Very distinguished delegates,

Welcome to the United Nations Economic and Social Commission for Asia and the Pacific, and to the Social Development Committee. I am delighted to be with you and to be opening this session alongside Dr. Piyasakol Sakolsatayadorn, the Royal Thai Government’s Minister for Public Health. The Kingdom of Thailand has recent experience in expanding public health care networks. I am looking forward to learning more about these efforts and others underway to support social development across our region.

Today, UN ESCAP is publishing the Social Outlook for Asia and the Pacific, entitled Poorly Protected. I would like to use it to take stock of the challenges facing vulnerable groups. To set out areas where we may wish to focus our response. And make the case for further investment in social protection. Three years into the 2030 Agenda for Sustainable Development, considerable challenges remain. 1.2 billion people are still trapped in poverty. 400 million live in extreme poverty. Inequalities within and between countries are widening. 

This increasing inequality is worth considering. It is undermining progress towards the 2030 Agenda. Income inequalities grew in almost 40 percent of Asia-Pacific countries since the early 1990’s. In several of our region’s countries, the richest top 5% control close to 70% of the nation’s total private wealth. Had the proceeds of growth been shared more equitably over the past decade – an estimated 140 million more people could have been lifted out of poverty. 

Overall access to basic services is increasing in our region. I am looking forward to learning how you are improving this access on the ground. Yet we know that significant sections of our populations remain trapped in poverty because of curtailed access. Quality education, decent work, bank accounts and clean cooking fuels are unavailable to large parts of the rural population. We estimate 1.5 billion people still do not have access to modern sanitation services. One billion people work in dangerous, low-paid and precarious employment, with no social protection. 

UN ESCAP’s Social Outlook identifies four vulnerable groups being left behind. 

Persons with disabilities or health limitations are particularly vulnerable. That is significant, as one in six persons live with a disability in our region. In lower-middle income countries, two thirds of those living in poverty have health problems or a disability. 

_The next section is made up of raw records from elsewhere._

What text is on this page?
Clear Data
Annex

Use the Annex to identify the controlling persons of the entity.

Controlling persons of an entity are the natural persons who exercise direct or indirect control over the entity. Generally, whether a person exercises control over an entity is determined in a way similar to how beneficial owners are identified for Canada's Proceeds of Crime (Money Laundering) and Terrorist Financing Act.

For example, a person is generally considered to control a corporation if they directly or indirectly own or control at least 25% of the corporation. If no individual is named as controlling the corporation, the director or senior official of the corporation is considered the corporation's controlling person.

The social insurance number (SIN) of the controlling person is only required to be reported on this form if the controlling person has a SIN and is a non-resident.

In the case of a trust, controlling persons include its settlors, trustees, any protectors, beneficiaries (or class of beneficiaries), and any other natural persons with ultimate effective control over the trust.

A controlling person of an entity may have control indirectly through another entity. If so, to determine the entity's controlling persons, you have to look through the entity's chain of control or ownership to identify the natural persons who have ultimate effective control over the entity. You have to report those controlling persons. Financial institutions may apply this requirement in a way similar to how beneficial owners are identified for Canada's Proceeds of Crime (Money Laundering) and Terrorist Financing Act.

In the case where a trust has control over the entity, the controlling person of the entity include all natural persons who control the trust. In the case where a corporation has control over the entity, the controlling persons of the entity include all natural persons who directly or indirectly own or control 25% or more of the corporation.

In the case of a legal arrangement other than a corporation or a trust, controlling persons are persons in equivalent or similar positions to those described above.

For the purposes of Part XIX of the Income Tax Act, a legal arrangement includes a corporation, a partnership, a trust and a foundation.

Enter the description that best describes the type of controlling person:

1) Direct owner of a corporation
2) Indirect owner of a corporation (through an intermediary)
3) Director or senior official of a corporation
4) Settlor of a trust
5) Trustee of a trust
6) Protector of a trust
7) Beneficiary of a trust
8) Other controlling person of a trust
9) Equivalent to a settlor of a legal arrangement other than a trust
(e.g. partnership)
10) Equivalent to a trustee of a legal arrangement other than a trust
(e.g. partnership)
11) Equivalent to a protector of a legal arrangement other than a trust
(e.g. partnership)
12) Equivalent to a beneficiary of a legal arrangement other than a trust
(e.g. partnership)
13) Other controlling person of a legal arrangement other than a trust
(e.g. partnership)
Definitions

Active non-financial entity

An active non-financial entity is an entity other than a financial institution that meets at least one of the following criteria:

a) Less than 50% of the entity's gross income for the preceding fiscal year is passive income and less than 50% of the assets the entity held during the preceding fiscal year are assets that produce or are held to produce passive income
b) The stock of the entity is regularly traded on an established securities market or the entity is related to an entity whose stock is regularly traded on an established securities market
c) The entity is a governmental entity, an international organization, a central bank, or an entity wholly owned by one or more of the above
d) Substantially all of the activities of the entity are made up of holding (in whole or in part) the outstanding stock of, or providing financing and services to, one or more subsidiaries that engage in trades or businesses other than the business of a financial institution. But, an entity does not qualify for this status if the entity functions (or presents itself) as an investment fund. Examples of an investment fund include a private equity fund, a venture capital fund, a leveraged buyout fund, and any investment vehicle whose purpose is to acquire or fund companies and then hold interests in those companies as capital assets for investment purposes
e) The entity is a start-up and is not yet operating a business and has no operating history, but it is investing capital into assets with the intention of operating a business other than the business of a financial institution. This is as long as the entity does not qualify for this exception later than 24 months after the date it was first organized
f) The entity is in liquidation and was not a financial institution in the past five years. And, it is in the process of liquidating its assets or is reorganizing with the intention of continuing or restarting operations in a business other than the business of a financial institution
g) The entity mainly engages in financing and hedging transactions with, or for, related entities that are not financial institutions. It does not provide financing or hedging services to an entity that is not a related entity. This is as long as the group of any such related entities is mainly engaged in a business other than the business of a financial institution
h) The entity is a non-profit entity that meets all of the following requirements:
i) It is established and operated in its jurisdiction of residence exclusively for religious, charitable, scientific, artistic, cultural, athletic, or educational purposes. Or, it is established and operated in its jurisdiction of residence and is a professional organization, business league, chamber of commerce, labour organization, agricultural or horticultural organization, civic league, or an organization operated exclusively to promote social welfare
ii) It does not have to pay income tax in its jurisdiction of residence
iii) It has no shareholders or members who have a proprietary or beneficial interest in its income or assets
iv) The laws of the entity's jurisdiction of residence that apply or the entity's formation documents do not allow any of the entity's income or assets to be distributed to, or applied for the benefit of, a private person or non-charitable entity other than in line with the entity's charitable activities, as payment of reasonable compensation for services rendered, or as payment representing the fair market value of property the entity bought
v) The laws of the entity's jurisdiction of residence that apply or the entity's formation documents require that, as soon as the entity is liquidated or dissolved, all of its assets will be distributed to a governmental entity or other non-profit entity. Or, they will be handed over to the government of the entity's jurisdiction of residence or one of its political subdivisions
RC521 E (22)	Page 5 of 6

Older persons, especially older women, is another exposed group. That is a major challenge as the number of older persons is expected to double by 2050. In the region’s upper middle-income countries, two thirds of the poor are currently over 50.

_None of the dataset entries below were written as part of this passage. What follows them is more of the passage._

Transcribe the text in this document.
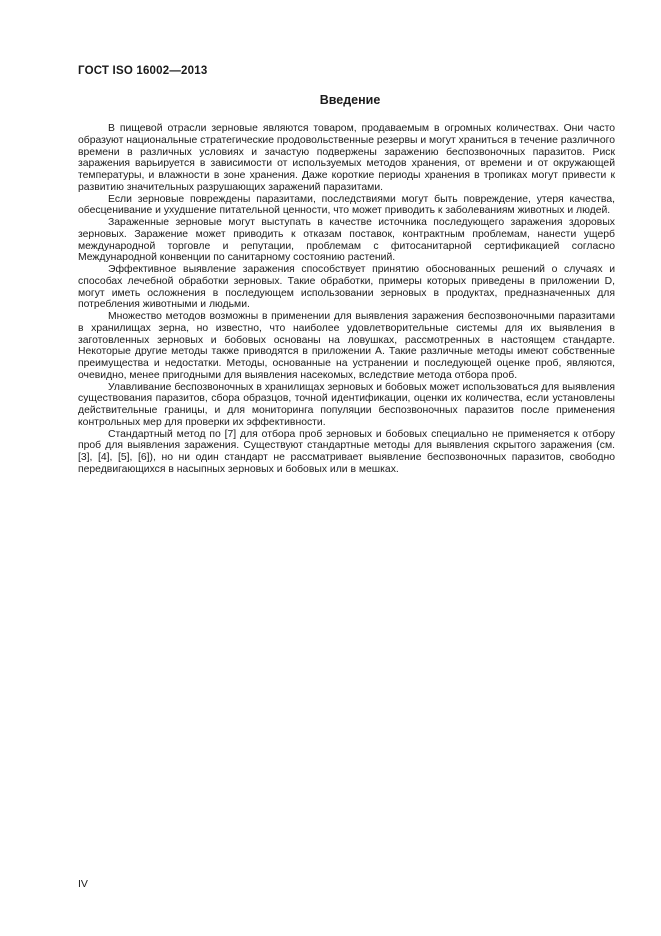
ГОСТ ISO 16002—2013
Введение

В пищевой отрасли зерновые являются товаром, продаваемым в огромных количествах. Они часто образуют национальные стратегические продовольственные резервы и могут храниться в течение различного времени в различных условиях и зачастую подвержены заражению беспозвоночных паразитов. Риск заражения варьируется в зависимости от используемых методов хранения, от времени и от окружающей температуры, и влажности в зоне хранения. Даже короткие периоды хранения в тропиках могут привести к развитию значительных разрушающих заражений паразитами.

Если зерновые повреждены паразитами, последствиями могут быть повреждение, утеря качества, обесценивание и ухудшение питательной ценности, что может приводить к заболеваниям животных и людей.

Зараженные зерновые могут выступать в качестве источника последующего заражения здоровых зерновых. Заражение может приводить к отказам поставок, контрактным проблемам, нанести ущерб международной торговле и репутации, проблемам с фитосанитарной сертификацией согласно Международной конвенции по санитарному состоянию растений.

Эффективное выявление заражения способствует принятию обоснованных решений о случаях и способах лечебной обработки зерновых. Такие обработки, примеры которых приведены в приложении D, могут иметь осложнения в последующем использовании зерновых в продуктах, предназначенных для потребления животными и людьми.

Множество методов возможны в применении для выявления заражения беспозвоночными паразитами в хранилищах зерна, но известно, что наиболее удовлетворительные системы для их выявления в заготовленных зерновых и бобовых основаны на ловушках, рассмотренных в настоящем стандарте. Некоторые другие методы также приводятся в приложении А. Такие различные методы имеют собственные преимущества и недостатки. Методы, основанные на устранении и последующей оценке проб, являются, очевидно, менее пригодными для выявления насекомых, вследствие метода отбора проб.

Улавливание беспозвоночных в хранилищах зерновых и бобовых может использоваться для выявления существования паразитов, сбора образцов, точной идентификации, оценки их количества, если установлены действительные границы, и для мониторинга популяции беспозвоночных паразитов после применения контрольных мер для проверки их эффективности.

Стандартный метод по [7] для отбора проб зерновых и бобовых специально не применяется к отбору проб для выявления заражения. Существуют стандартные методы для выявления скрытого заражения (см. [3], [4], [5], [6]), но ни один стандарт не рассматривает выявление беспозвоночных паразитов, свободно передвигающихся в насыпных зерновых и бобовых или в мешках.

IV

Migrants constitute an increasingly large vulnerable group. Most international migration happens in our region, which is home to 62 million migrants. The majority are low skilled and many cut off from public and social services.

Women remain more exposed to falling into poverty than men, at all stages of their life. Female labour force participation has fallen since 1990. Women in employment are often in the informal sector. They are more likely to do dangerous, low paid work. 

Our analysis finds all these groups, as well as poor and marginalised people in cities and rural areas, lack adequate social protection in critical points in their lives. And concludes expanding social protection is the most effective means of breaking the cycle of poverty and social exclusion.

This conclusion is aligned with the ambition of countries across Asia and the Pacific. Our region has committed to social protection at the global and regional levels. It lies the heart of the 2030 Agenda and has been reaffirmed in ESCAP resolutions. Yet while investments in social protection have increased over the past two decades, social protection remains the preserve of a minority. Our region spends less than one third of the global average. 60 percent of our population is at risk of being pushed into poverty by pregnancy, sickness, disability, unemployment or old age. 

The evidence points to a simple correlation. Countries which have spent a higher share of their budget on people’s development have achieved the greatest poverty reduction. UN ESCAP quantifies additional investments needed at some $280 billion a year to close the gap as a share of GDP in these sectors. Increasing spending across these areas could lift 330 million people out of poverty and 50 million out of extreme poverty. Cambodia, Bhutan, Mongolia, Thailand and Vietnam have led from the front with this approach and have expertise to share. This is key, as our report concludes smart investment in social protection could help eliminate extreme poverty in several countries by 2030.

Distinguished ladies and gentlemen,

At UN ESCAP, we know excellent work to strengthen social protection, as well as health care and education is underway across our region. We are committed to joining forces with all of you to help share experience and replicate best practice to protect marginalised groups. We invite you to explore options on how to strengthen regional cooperation to close social protection gaps and implement the SDGs. Your guidance will determine the future focus of our work. I am looking forward to hearing the outcome of your deliberations. 

Thank you for your attention. I wish you a successful committee.